Firearms are so pervasive in the U.S., there are more guns than people, according to a 2018 report by the Swiss-based Small Arms Survey. But just a fraction of those firearms are used for competitive shooting. Through the first seven months of this year, for example, guns were responsible for nearly 12,000 deaths and more than 23,000 injuries, the Gun Violence Archive, a nonprofit research organization, reports.

The Tokyo 2020 Olympics Games logo is seen in Tokyo on January 28, 2021.

Tokyo Olympics Coverage

That’s an average of 112 injuries and 56 deaths a day, or 10 times as many deaths as Olympic medals every 24 hours.

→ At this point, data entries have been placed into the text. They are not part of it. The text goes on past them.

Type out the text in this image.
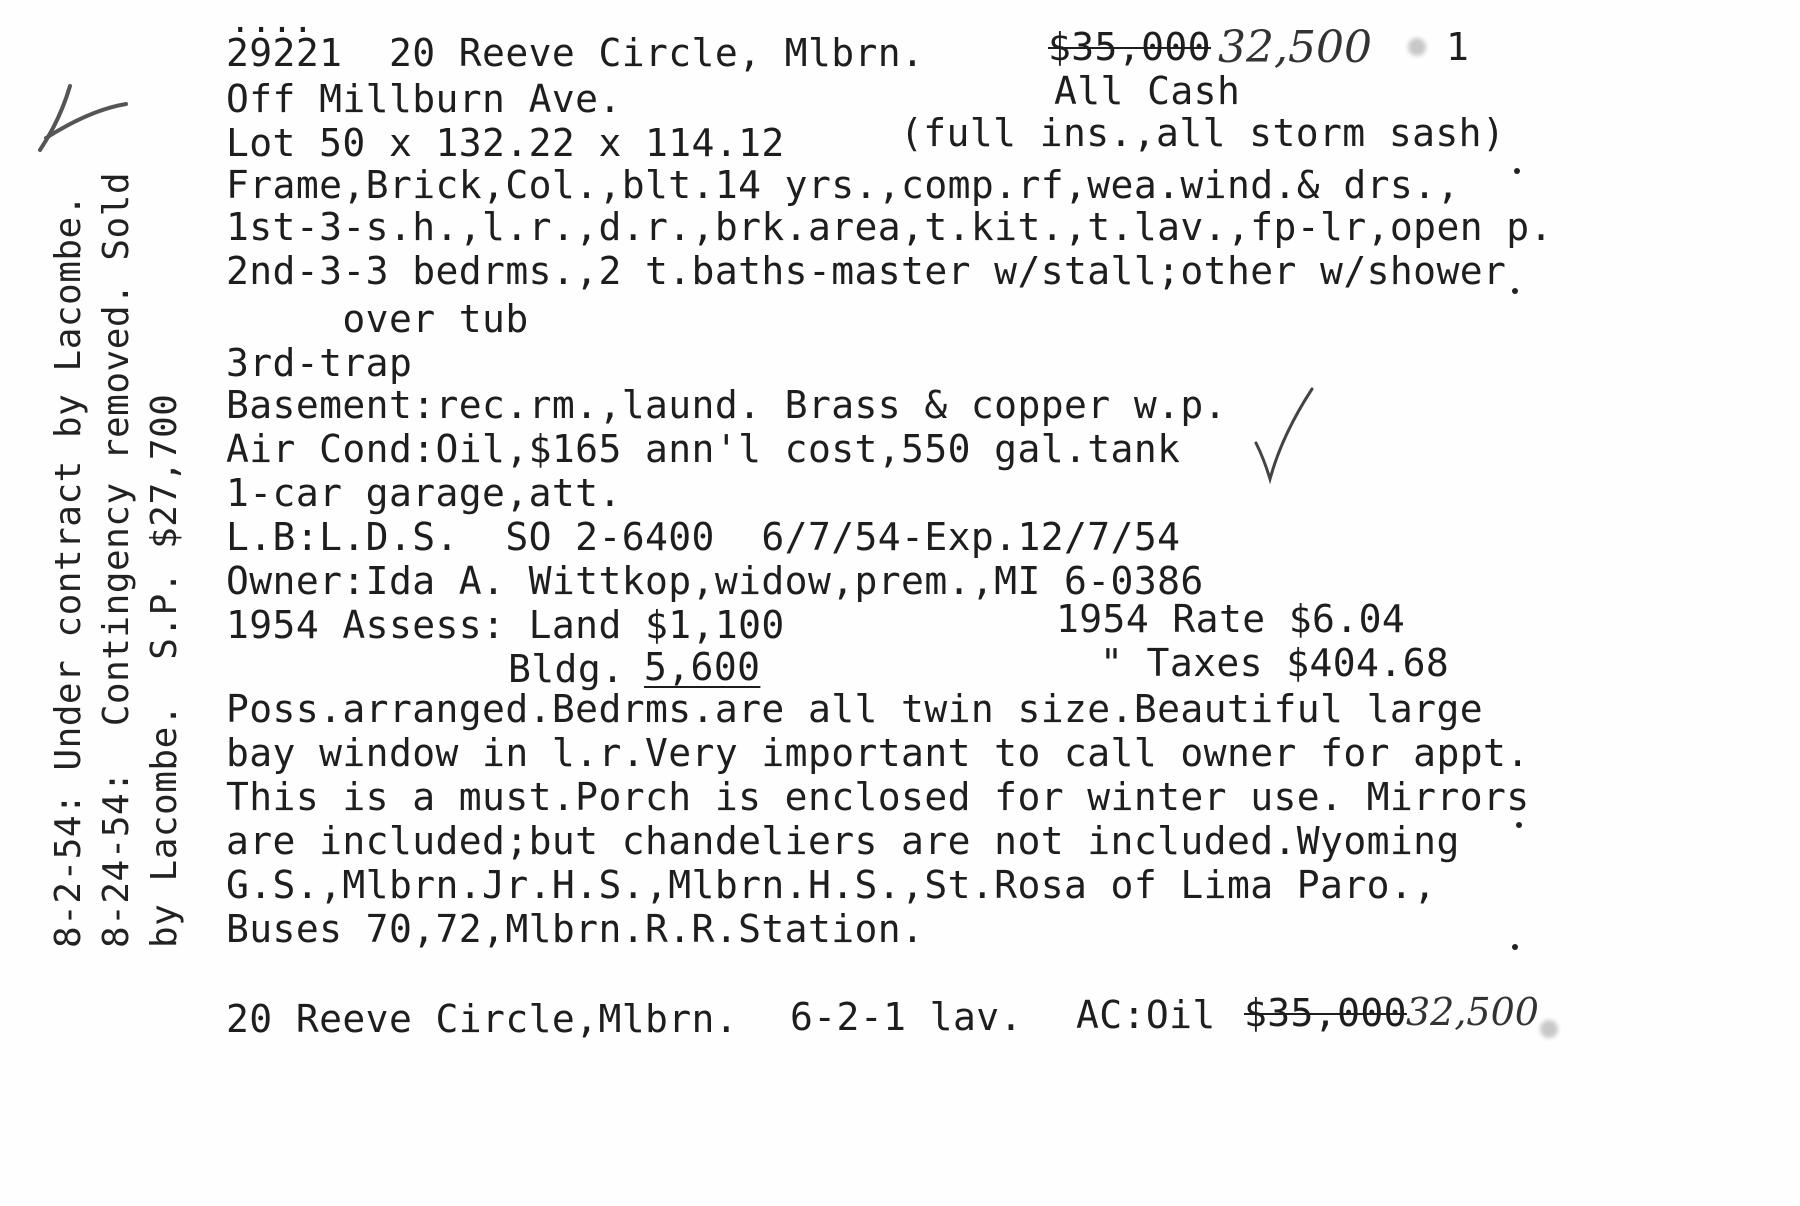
....
29221  20 Reeve Circle, Mlbrn.	$35,000 32,500 1
Off Millburn Ave.	All Cash
Lot 50 x 132.22 x 114.12	(full ins.,all storm sash)
Frame,Brick,Col.,blt.14 yrs.,comp.rf,wea.wind.& drs.,
1st-3-s.h.,l.r.,d.r.,brk.area,t.kit.,t.lav.,fp-lr,open p.
2nd-3-3 bedrms.,2 t.baths-master w/stall;other w/shower
over tub
3rd-trap
Basement:rec.rm.,laund. Brass & copper w.p.
Air Cond:Oil,$165 ann'l cost,550 gal.tank
1-car garage,att.
L.B:L.D.S.  SO 2-6400  6/7/54-Exp.12/7/54
Owner:Ida A. Wittkop,widow,prem.,MI 6-0386
1954 Assess: Land $1,100	1954 Rate $6.04
Bldg.
5,600	" Taxes $404.68
Poss.arranged.Bedrms.are all twin size.Beautiful large
bay window in l.r.Very important to call owner for appt.
This is a must.Porch is enclosed for winter use. Mirrors
are included;but chandeliers are not included.Wyoming
G.S.,Mlbrn.Jr.H.S.,Mlbrn.H.S.,St.Rosa of Lima Paro.,
Buses 70,72,Mlbrn.R.R.Station.
20 Reeve Circle,Mlbrn. 6-2-1 lav. AC:Oil $35,000 32,500
8-2-54: Under contract by Lacombe. 8-24-54:  Contingency removed. Sold by Lacombe.  S.P. $27,700
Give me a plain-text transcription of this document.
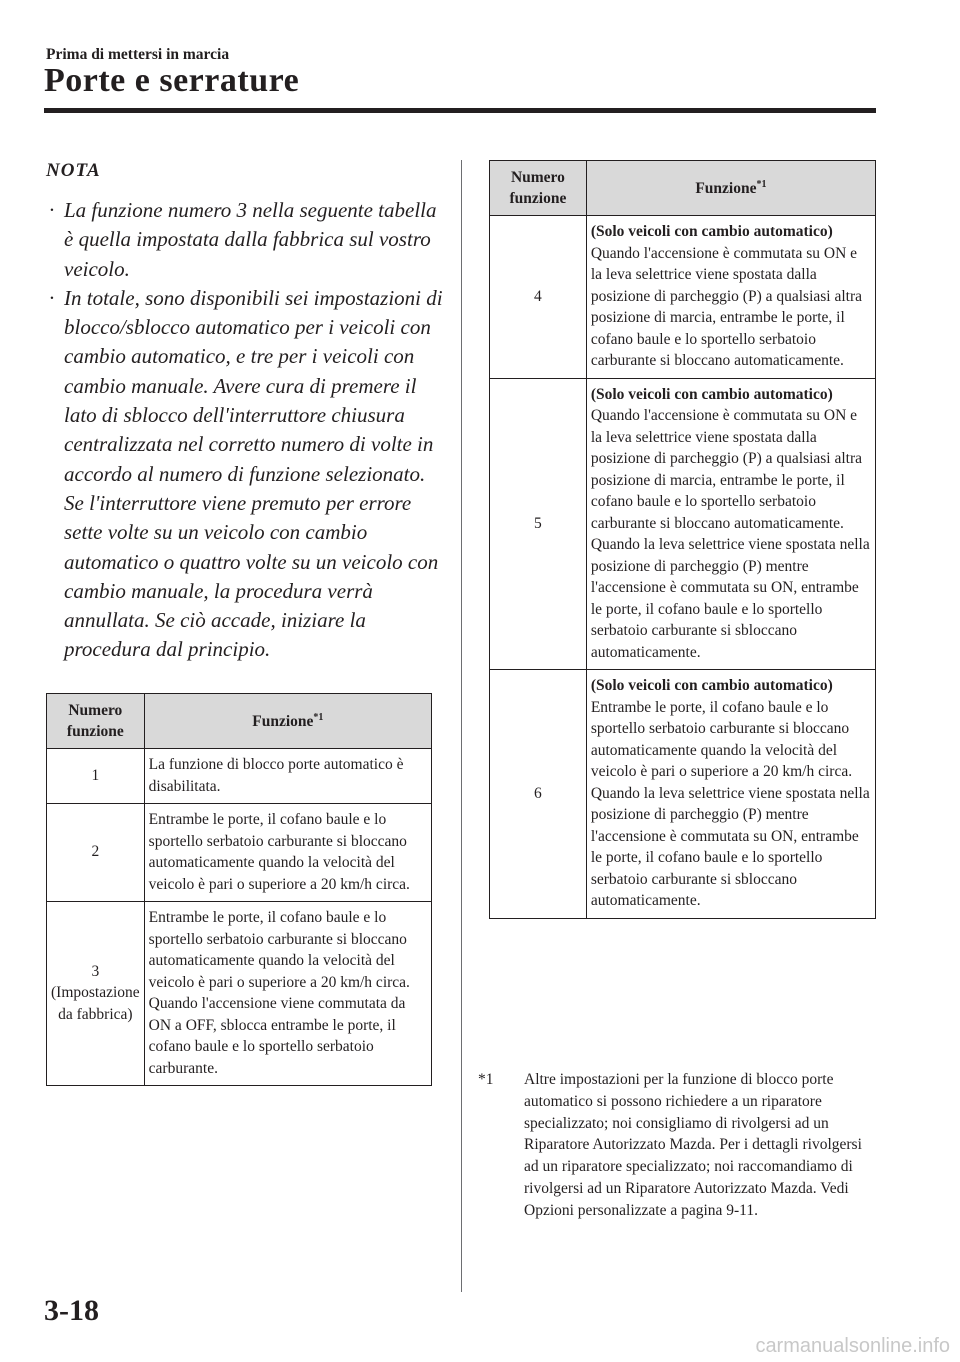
Prima di mettersi in marcia
Porte e serrature
NOTA
· La funzione numero 3 nella seguente tabella è quella impostata dalla fabbrica sul vostro veicolo.
· In totale, sono disponibili sei impostazioni di blocco/sblocco automatico per i veicoli con cambio automatico, e tre per i veicoli con cambio manuale. Avere cura di premere il lato di sblocco dell'interruttore chiusura centralizzata nel corretto numero di volte in accordo al numero di funzione selezionato. Se l'interruttore viene premuto per errore sette volte su un veicolo con cambio automatico o quattro volte su un veicolo con cambio manuale, la procedura verrà annullata. Se ciò accade, iniziare la procedura dal principio.
Numero funzione	Funzione$^{*1}$
1	La funzione di blocco porte automatico è disabilitata.
2	Entrambe le porte, il cofano baule e lo sportello serbatoio carburante si bloccano automaticamente quando la velocità del veicolo è pari o superiore a 20 km/h circa.
3 (Impostazione da fabbrica)	Entrambe le porte, il cofano baule e lo sportello serbatoio carburante si bloccano automaticamente quando la velocità del veicolo è pari o superiore a 20 km/h circa. Quando l'accensione viene commutata da ON a OFF, sblocca entrambe le porte, il cofano baule e lo sportello serbatoio carburante.
Numero funzione	Funzione$^{*1}$
4	(Solo veicoli con cambio automatico)
Quando l'accensione è commutata su ON e la leva selettrice viene spostata dalla posizione di parcheggio (P) a qualsiasi altra posizione di marcia, entrambe le porte, il cofano baule e lo sportello serbatoio carburante si bloccano automaticamente.

5	(Solo veicoli con cambio automatico)
Quando l'accensione è commutata su ON e la leva selettrice viene spostata dalla posizione di parcheggio (P) a qualsiasi altra posizione di marcia, entrambe le porte, il cofano baule e lo sportello serbatoio carburante si bloccano automaticamente. Quando la leva selettrice viene spostata nella posizione di parcheggio (P) mentre l'accensione è commutata su ON, entrambe le porte, il cofano baule e lo sportello serbatoio carburante si sbloccano automaticamente.

6	(Solo veicoli con cambio automatico)
Entrambe le porte, il cofano baule e lo sportello serbatoio carburante si bloccano automaticamente quando la velocità del veicolo è pari o superiore a 20 km/h circa. Quando la leva selettrice viene spostata nella posizione di parcheggio (P) mentre l'accensione è commutata su ON, entrambe le porte, il cofano baule e lo sportello serbatoio carburante si sbloccano automaticamente.
*1	Altre impostazioni per la funzione di blocco porte automatico si possono richiedere a un riparatore specializzato; noi consigliamo di rivolgersi ad un Riparatore Autorizzato Mazda. Per i dettagli rivolgersi ad un riparatore specializzato; noi raccomandiamo di rivolgersi ad un Riparatore Autorizzato Mazda. Vedi Opzioni personalizzate a pagina 9-11.
3-18
carmanualsonline.info
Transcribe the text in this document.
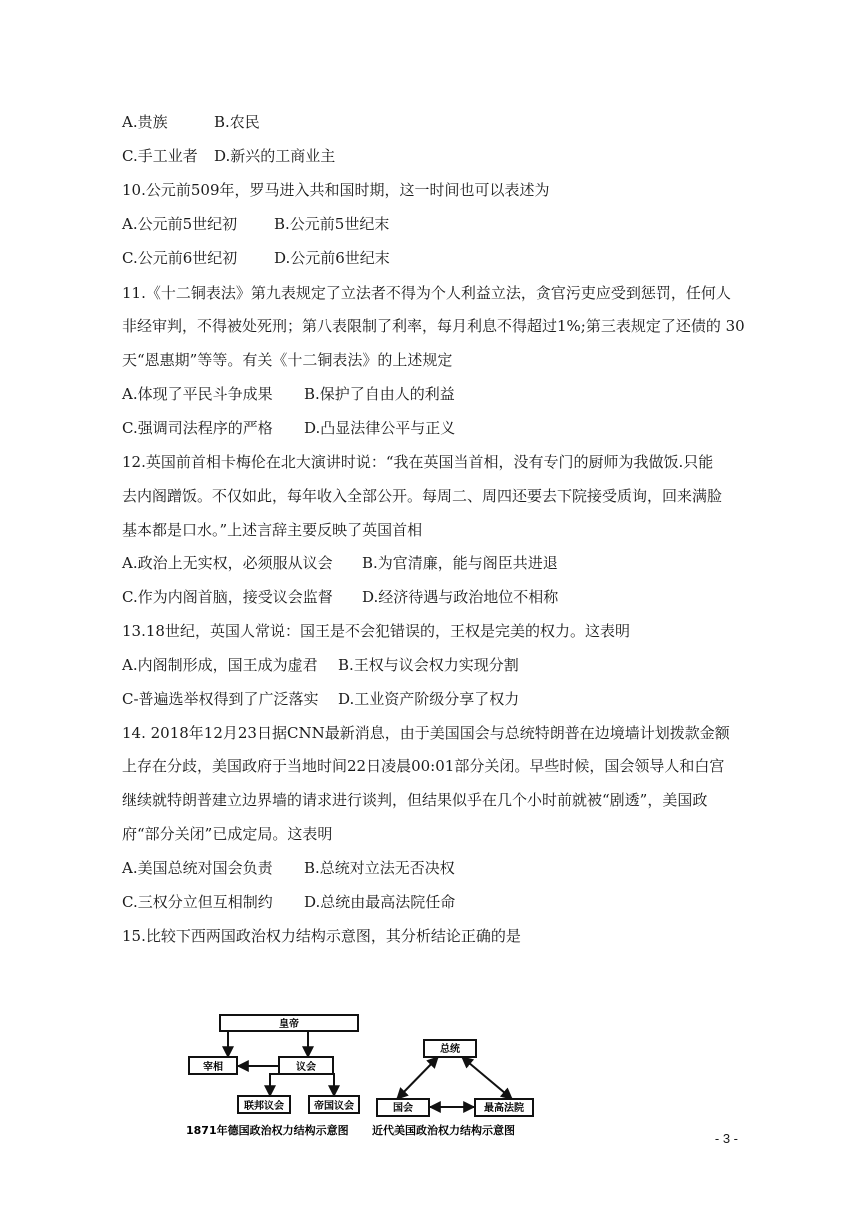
A.贵族	B.农民
C.手工业者 D.新兴的工商业主
10.公元前509年，罗马进入共和国时期，这一时间也可以表述为
A.公元前5世纪初 B.公元前5世纪末
C.公元前6世纪初 D.公元前6世纪末
11.《十二铜表法》第九表规定了立法者不得为个人利益立法，贪官污吏应受到惩罚，任何人
非经审判，不得被处死刑；第八表限制了利率，每月利息不得超过1%;第三表规定了还债的 30
天“恩惠期”等等。有关《十二铜表法》的上述规定
A.体现了平民斗争成果 B.保护了自由人的利益
C.强调司法程序的严格 D.凸显法律公平与正义
12.英国前首相卡梅伦在北大演讲时说：“我在英国当首相，没有专门的厨师为我做饭.只能
去内阁蹭饭。不仅如此，每年收入全部公开。每周二、周四还要去下院接受质询，回来满脸
基本都是口水。”上述言辞主要反映了英国首相
A.政治上无实权，必须服从议会 B.为官清廉，能与阁臣共进退
C.作为内阁首脑，接受议会监督 D.经济待遇与政治地位不相称
13.18世纪，英国人常说：国王是不会犯错误的，王权是完美的权力。这表明
A.内阁制形成，国王成为虚君 B.王权与议会权力实现分割
C-普遍选举权得到了广泛落实 D.工业资产阶级分享了权力
14. 2018年12月23日据CNN最新消息，由于美国国会与总统特朗普在边境墙计划拨款金额
上存在分歧，美国政府于当地时间22日凌晨00:01部分关闭。早些时候，国会领导人和白宫
继续就特朗普建立边界墙的请求进行谈判，但结果似乎在几个小时前就被“剧透”，美国政
府“部分关闭”已成定局。这表明
A.美国总统对国会负责 B.总统对立法无否决权
C.三权分立但互相制约 D.总统由最高法院任命
15.比较下西两国政治权力结构示意图，其分析结论正确的是
皇帝
宰相	议会
联邦议会	帝国议会
1871年德国政治权力结构示意图
总统
国会	最高法院
近代美国政治权力结构示意图
- 3 -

The U.S. is on pace to surpass last year’s number of 19,402 gun deaths, the highest in more than two decades.

Hall says the best way to counter that is education.

“Shooting education is really important,” said Hall, who has worked as a firearms instructor. “I will be working with a lot of kids across the U.S. to educate them on the fundamentals of firearm safety, as well as the education on concentration and focus, so that somebody can compete at my level in the States.”

Two others members of the Olympic team — Kozeniesky and skeet shooter Vinny Hancock — also teach the sport.

The culture inside competitive shooting is shifting and growing younger, Suggs said, with two 20-year-olds — Tucker and Will Shaner, the champion in 10-meter air rifle — medaling in Tokyo. And Suggs said the young U.S. team, which also includes 20-year-old Henry Leverett, his 21-year-old brother Jack and Austen Smith, 20, is invested in countering the negative stereotypes surrounding their sport.

William Shaner of Team United States raises his rifle after winning gold.

U.S. shooter Will Shaner raises his rifle after winning gold and setting an Olympic record in the 10-meter air rifle finals the Tokyo Games.

(Kevin C. Cox / Getty Images)

“It’s just about shooting, shooting paper targets,” said Suggs, who did public service announcements on gun safety while he was still competing. “It’s not silhouettes, or anything combat related.”

“The [public] focus is too much on guns that look scary and guns that you see on TV shows being used to commit crimes or on the news being used to commit crimes,” he added. “Our athletes … understand that they have a role to play in promoting the proper and responsible use of firearms.”

Accomplishing that is essential if USA Shooting hopes to continue winning Olympic medals.

“It’s not a controversial thing, to go out and shoot a round of skeet or shoot a round of trap,” Suggs said. “The more we can get people exposed to the sport, the less they’ll identify gun ownership with what they see on the evening news.”